25. Bireysel başvuruların genel olarak dört ana başlık altında yapılan inceleme sonunda açıkça dayanaktan yoksunluk nedeniyle kabul edilemez olduğuna karar verilebilmektedir. Bunlar, temyiz mercii başvuruları, açık veya görünür bir ihlalin olmadığı başvurular, kanıtlanmamış şikâyetler ile karmaşık ve zorlama şikâyetlere ilişkin başvurulardır. Adli yardım talebi bakımından dayanaksız olmayan bir başvuru, bireysel başvuru bakımından açıkça dayanaktan yoksunluk nedeniyle kabul edilemez bulunabilir.
26. Adli yardım talebiyle yapılan başvurularda, öncelikle başvurucunun adli yardım kapsamında bireysel başvuru harcından geçici olarak muafiyetine karar verilmesi, bundan sonra başvurunun kabul edilebilirliğine ilişkin incelemenin yapılması gerekmektedir. Bu aşamada adli yardım talebinin dayanaksız olup olmadığı, kabul edilebilirlik incelemesinden önce ve bağımsız olarak incelenmelidir.
27. Somut olayda, hükümlü olarak ceza infaz kurumunda bulunan başvurucunun, sosyal güvenlik kapsamında bir geliri, adına kayıtlı taşıtı veya taşınmaz malı olmadığı, geçimini önemli ölçüde zor duruma düşürmeksizin yargılama giderlerini ödeme gücünden yoksun olduğu sunduğu belgelerden anlaşılmaktadır.
28. Başvuru konusu Ankara 20. Asliye Ceza Mahkemesinin eski hale getirme ve temyiz talebinin reddine dair, temyiz yolu açık olmak üzere verilen 22/11/2012 tarihli ek kararına karşı başvurucu, cezanın infazına başlanabileceği ve bu nedenle ret kararına karşı temyiz yoluna başvurmanın yarar sağlamayacağı düşüncesiyle temyiz yoluna başvurmamış, doğrudan bireysel başvuruda bulunmuştur.
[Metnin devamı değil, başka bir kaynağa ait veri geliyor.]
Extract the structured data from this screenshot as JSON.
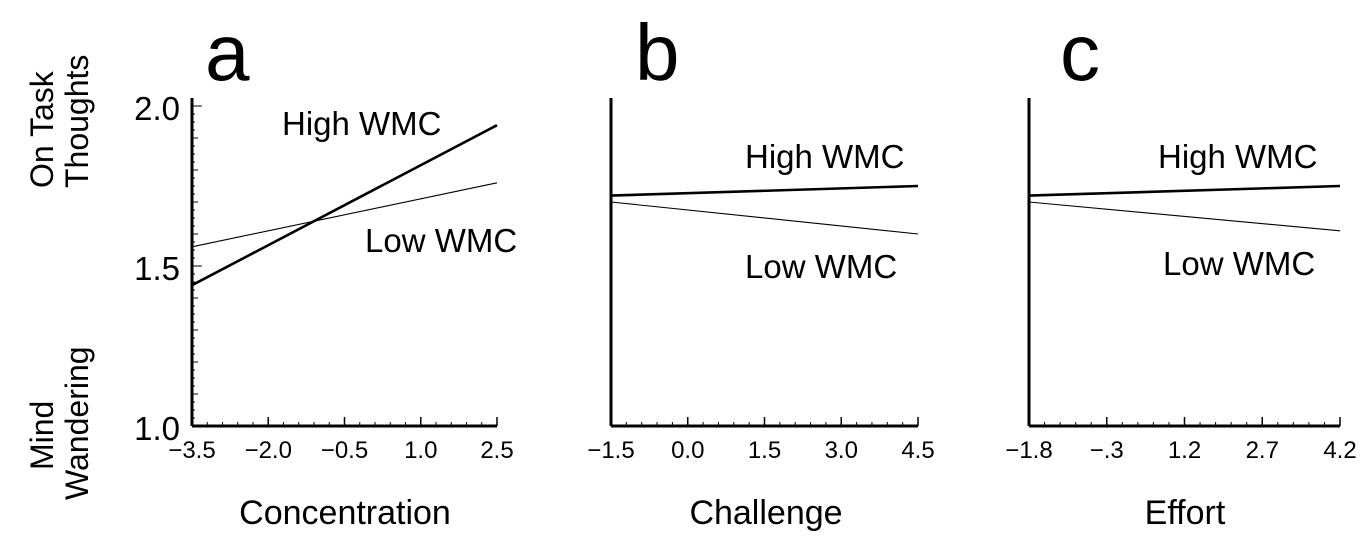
{
  "y_axis": {
    "top_title": [
      "On Task",
      "Thoughts"
    ],
    "bottom_title": [
      "Mind",
      "Wandering"
    ],
    "ticks": [
      "2.0",
      "1.5",
      "1.0"
    ]
  },
  "chart_data": [
    {
      "type": "line",
      "panel": "a",
      "xlabel": "Concentration",
      "x_ticks": [
        "−3.5",
        "−2.0",
        "−0.5",
        "1.0",
        "2.5"
      ],
      "x_tick_values": [
        -3.5,
        -2.0,
        -0.5,
        1.0,
        2.5
      ],
      "xlim": [
        -3.5,
        2.5
      ],
      "ylim": [
        1.0,
        2.0
      ],
      "series": [
        {
          "name": "High WMC",
          "x": [
            -3.5,
            2.5
          ],
          "y": [
            1.44,
            1.94
          ],
          "weight": "thick"
        },
        {
          "name": "Low WMC",
          "x": [
            -3.5,
            2.5
          ],
          "y": [
            1.56,
            1.76
          ],
          "weight": "thin"
        }
      ]
    },
    {
      "type": "line",
      "panel": "b",
      "xlabel": "Challenge",
      "x_ticks": [
        "−1.5",
        "0.0",
        "1.5",
        "3.0",
        "4.5"
      ],
      "x_tick_values": [
        -1.5,
        0.0,
        1.5,
        3.0,
        4.5
      ],
      "xlim": [
        -1.5,
        4.5
      ],
      "ylim": [
        1.0,
        2.0
      ],
      "series": [
        {
          "name": "High WMC",
          "x": [
            -1.5,
            4.5
          ],
          "y": [
            1.72,
            1.75
          ],
          "weight": "thick"
        },
        {
          "name": "Low WMC",
          "x": [
            -1.5,
            4.5
          ],
          "y": [
            1.7,
            1.6
          ],
          "weight": "thin"
        }
      ]
    },
    {
      "type": "line",
      "panel": "c",
      "xlabel": "Effort",
      "x_ticks": [
        "−1.8",
        "−.3",
        "1.2",
        "2.7",
        "4.2"
      ],
      "x_tick_values": [
        -1.8,
        -0.3,
        1.2,
        2.7,
        4.2
      ],
      "xlim": [
        -1.8,
        4.2
      ],
      "ylim": [
        1.0,
        2.0
      ],
      "series": [
        {
          "name": "High WMC",
          "x": [
            -1.8,
            4.2
          ],
          "y": [
            1.72,
            1.75
          ],
          "weight": "thick"
        },
        {
          "name": "Low WMC",
          "x": [
            -1.8,
            4.2
          ],
          "y": [
            1.7,
            1.61
          ],
          "weight": "thin"
        }
      ]
    }
  ]
}
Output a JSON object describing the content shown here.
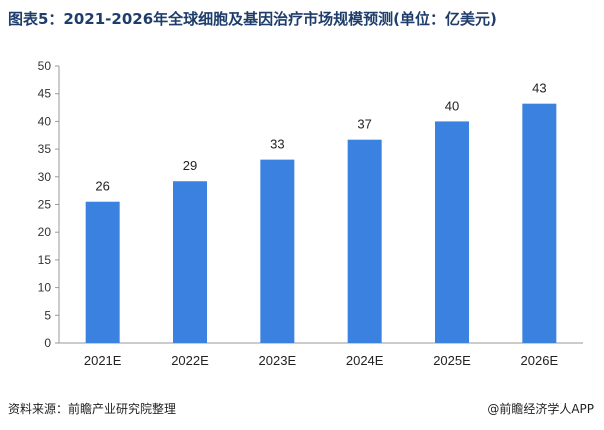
{
  "title": "图表5：2021-2026年全球细胞及基因治疗市场规模预测(单位：亿美元)",
  "source": "资料来源：前瞻产业研究院整理",
  "credit": "@前瞻经济学人APP",
  "chart_data": {
    "type": "bar",
    "categories": [
      "2021E",
      "2022E",
      "2023E",
      "2024E",
      "2025E",
      "2026E"
    ],
    "values": [
      25.5,
      29.2,
      33.1,
      36.7,
      40.0,
      43.2
    ],
    "data_labels": [
      "26",
      "29",
      "33",
      "37",
      "40",
      "43"
    ],
    "ylim": [
      0,
      50
    ],
    "yticks": [
      0,
      5,
      10,
      15,
      20,
      25,
      30,
      35,
      40,
      45,
      50
    ],
    "bar_color": "#3b82e0",
    "grid": false
  }
}
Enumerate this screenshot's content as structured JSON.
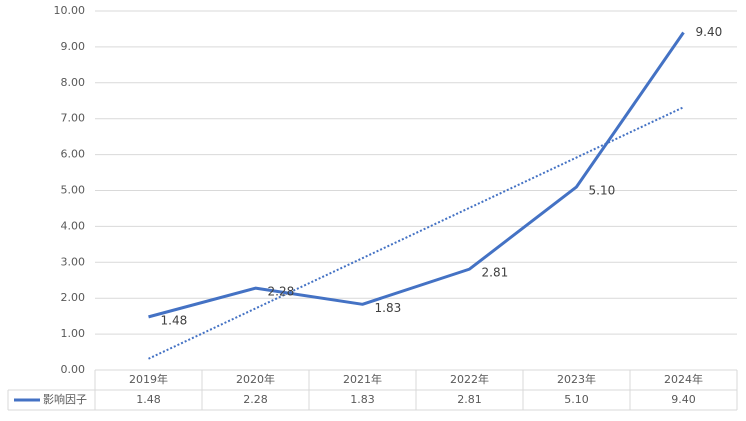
{
  "chart_data": {
    "type": "line",
    "categories": [
      "2019年",
      "2020年",
      "2021年",
      "2022年",
      "2023年",
      "2024年"
    ],
    "series": [
      {
        "name": "影响因子",
        "color": "#4472c4",
        "values": [
          1.48,
          2.28,
          1.83,
          2.81,
          5.1,
          9.4
        ],
        "value_labels": [
          "1.48",
          "2.28",
          "1.83",
          "2.81",
          "5.10",
          "9.40"
        ]
      }
    ],
    "trendline": "linear",
    "ylim": [
      0,
      10
    ],
    "yticks": [
      {
        "value": 0,
        "label": "0.00"
      },
      {
        "value": 1,
        "label": "1.00"
      },
      {
        "value": 2,
        "label": "2.00"
      },
      {
        "value": 3,
        "label": "3.00"
      },
      {
        "value": 4,
        "label": "4.00"
      },
      {
        "value": 5,
        "label": "5.00"
      },
      {
        "value": 6,
        "label": "6.00"
      },
      {
        "value": 7,
        "label": "7.00"
      },
      {
        "value": 8,
        "label": "8.00"
      },
      {
        "value": 9,
        "label": "9.00"
      },
      {
        "value": 10,
        "label": "10.00"
      }
    ],
    "grid": true,
    "data_table": true
  }
}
29. Temyiz talebinin reddine dair karara karşı temyiz yoluna başvurulması, hükmün infazını ertelememektedir.
30. Açıklanan nedenlerle, başvuru konusu talebin dayanaksız olmadığı anlaşıldığından adli yardım talebinin kabulüne karar verilmesi gerekir.
31. Anayasa’nın 148. maddesinin üçüncü fıkrası şöyledir:
“…Başvuruda bulunabilmek için olağan kanun yollarının tüketilmiş olması şarttır.”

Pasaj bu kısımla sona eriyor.